Step 4: Configure the Pod

Your application’s AWS SDK needs to be told which role to assume and where to find the JWT. This is done by injecting specific environment variables into the pod.

The service account token is automatically mounted into the pod at /var/run/secrets/kubernetes.io/serviceaccount/token.

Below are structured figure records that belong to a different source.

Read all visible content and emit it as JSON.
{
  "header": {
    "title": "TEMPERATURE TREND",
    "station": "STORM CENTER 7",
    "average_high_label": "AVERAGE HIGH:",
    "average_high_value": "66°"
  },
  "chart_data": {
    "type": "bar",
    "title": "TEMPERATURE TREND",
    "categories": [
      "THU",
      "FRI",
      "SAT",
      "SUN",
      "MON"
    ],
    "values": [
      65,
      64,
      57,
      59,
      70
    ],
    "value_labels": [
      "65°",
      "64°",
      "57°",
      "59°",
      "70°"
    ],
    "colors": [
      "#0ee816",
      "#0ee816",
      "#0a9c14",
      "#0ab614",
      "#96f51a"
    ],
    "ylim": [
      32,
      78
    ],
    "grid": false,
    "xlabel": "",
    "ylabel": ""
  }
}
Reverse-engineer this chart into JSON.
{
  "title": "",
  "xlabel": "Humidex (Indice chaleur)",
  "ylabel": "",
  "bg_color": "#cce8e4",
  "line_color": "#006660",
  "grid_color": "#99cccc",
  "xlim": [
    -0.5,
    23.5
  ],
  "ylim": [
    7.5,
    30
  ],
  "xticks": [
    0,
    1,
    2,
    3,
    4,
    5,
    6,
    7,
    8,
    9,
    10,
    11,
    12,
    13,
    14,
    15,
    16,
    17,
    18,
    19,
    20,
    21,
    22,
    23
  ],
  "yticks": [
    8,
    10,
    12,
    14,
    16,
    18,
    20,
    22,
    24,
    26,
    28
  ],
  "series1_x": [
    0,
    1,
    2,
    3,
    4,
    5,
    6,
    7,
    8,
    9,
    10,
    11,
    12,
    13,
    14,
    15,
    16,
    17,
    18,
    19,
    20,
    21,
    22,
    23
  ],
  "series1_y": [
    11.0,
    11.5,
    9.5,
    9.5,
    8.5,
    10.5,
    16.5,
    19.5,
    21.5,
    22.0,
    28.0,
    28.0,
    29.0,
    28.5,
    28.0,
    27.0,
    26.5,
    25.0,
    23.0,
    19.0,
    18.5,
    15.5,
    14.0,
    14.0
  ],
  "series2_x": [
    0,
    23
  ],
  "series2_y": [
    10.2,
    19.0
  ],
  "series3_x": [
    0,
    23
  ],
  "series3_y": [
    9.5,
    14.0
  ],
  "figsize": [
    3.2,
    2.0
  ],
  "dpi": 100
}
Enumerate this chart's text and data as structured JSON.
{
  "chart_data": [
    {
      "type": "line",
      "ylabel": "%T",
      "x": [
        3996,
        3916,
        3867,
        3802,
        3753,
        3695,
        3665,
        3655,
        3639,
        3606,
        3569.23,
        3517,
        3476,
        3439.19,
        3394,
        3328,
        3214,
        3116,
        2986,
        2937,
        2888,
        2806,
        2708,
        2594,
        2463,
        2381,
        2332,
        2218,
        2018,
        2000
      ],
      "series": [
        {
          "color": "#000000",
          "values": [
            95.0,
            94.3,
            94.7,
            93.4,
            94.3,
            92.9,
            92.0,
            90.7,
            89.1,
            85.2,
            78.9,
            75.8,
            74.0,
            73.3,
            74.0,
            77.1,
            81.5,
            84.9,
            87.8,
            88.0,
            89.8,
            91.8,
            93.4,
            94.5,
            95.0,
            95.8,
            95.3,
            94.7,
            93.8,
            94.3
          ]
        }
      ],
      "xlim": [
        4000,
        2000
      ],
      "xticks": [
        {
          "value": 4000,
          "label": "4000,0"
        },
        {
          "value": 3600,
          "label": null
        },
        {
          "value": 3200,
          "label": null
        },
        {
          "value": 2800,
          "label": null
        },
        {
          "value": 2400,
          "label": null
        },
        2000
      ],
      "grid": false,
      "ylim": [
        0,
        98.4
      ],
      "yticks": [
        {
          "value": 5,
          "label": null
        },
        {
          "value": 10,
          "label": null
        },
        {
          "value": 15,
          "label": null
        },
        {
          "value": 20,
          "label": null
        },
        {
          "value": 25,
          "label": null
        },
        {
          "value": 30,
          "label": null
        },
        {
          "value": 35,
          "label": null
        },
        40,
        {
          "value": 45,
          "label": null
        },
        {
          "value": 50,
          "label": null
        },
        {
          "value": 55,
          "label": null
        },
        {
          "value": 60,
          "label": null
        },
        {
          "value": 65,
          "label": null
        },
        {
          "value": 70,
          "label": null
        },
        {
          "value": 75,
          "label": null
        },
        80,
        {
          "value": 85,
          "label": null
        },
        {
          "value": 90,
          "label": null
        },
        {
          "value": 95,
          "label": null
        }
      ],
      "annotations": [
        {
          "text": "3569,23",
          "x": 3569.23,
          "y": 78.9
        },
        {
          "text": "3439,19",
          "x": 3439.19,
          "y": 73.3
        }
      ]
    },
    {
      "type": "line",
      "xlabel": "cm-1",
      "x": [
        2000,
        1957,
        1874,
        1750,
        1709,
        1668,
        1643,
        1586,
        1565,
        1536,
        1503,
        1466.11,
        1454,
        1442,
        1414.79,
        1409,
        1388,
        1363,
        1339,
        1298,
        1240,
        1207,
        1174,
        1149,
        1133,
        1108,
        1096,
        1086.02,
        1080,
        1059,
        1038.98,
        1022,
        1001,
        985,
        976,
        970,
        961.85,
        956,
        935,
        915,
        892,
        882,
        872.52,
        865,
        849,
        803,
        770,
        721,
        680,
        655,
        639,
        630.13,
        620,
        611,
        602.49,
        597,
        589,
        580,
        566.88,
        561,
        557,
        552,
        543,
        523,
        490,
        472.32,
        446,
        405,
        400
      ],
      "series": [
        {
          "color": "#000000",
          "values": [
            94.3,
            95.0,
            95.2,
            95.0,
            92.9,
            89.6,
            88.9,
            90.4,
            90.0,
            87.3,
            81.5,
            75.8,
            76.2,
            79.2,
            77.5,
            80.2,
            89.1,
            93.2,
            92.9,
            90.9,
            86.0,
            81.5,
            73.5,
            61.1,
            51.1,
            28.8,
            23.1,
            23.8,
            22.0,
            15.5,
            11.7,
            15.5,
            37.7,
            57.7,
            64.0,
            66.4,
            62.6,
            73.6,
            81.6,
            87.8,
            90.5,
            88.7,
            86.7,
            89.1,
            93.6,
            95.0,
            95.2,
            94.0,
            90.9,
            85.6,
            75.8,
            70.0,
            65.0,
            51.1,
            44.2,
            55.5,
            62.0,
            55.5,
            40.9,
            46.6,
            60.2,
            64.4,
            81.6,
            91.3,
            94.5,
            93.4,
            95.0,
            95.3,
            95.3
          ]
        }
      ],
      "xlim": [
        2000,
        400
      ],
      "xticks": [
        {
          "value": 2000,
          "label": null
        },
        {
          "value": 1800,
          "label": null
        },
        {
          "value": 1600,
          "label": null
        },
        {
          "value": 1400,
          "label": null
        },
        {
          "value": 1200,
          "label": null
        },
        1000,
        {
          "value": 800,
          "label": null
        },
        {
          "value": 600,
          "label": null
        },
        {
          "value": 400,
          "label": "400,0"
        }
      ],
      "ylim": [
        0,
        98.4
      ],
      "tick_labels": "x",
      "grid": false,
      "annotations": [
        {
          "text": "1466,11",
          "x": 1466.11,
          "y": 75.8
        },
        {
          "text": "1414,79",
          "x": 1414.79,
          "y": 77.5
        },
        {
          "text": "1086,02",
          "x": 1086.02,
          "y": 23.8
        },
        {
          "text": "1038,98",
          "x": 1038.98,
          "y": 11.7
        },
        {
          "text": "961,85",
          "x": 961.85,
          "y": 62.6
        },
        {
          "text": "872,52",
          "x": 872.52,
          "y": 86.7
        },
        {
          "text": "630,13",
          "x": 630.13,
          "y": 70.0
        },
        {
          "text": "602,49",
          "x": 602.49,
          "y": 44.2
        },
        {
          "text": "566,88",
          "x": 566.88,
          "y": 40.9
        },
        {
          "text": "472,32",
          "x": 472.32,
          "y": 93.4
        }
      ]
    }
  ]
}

Here is an example of the environment variables for the llm-apps pods:

env: 
# Tells the AWS SDK which role to assume 
- name: AWS_ROLE_ARN 
  value: "arn:aws:iam::<AWS_ACCOUNT_ID>:role/MyNonEksRole" 
# Tells the AWS SDK where to find the token for exchange 
- name: AWS_WEB_IDENTITY_TOKEN_FILE 
  value: /var/run/secrets/kubernetes.io/serviceaccount/token 
# Standard AWS environment variables 
- name: AWS_REGION 
  value: "us-west-2"

Known Issues

  1. Kube Controller Upgrade: Upgrading to the latest nirmata-kube-controller doesn’t work out of the box. It requires manual YAML updates. This will be fixed in a future patch.

  2. PolicySets Configuration: New PolicySets can only be used with the Kyverno Operator after configuring the secret to access the repository.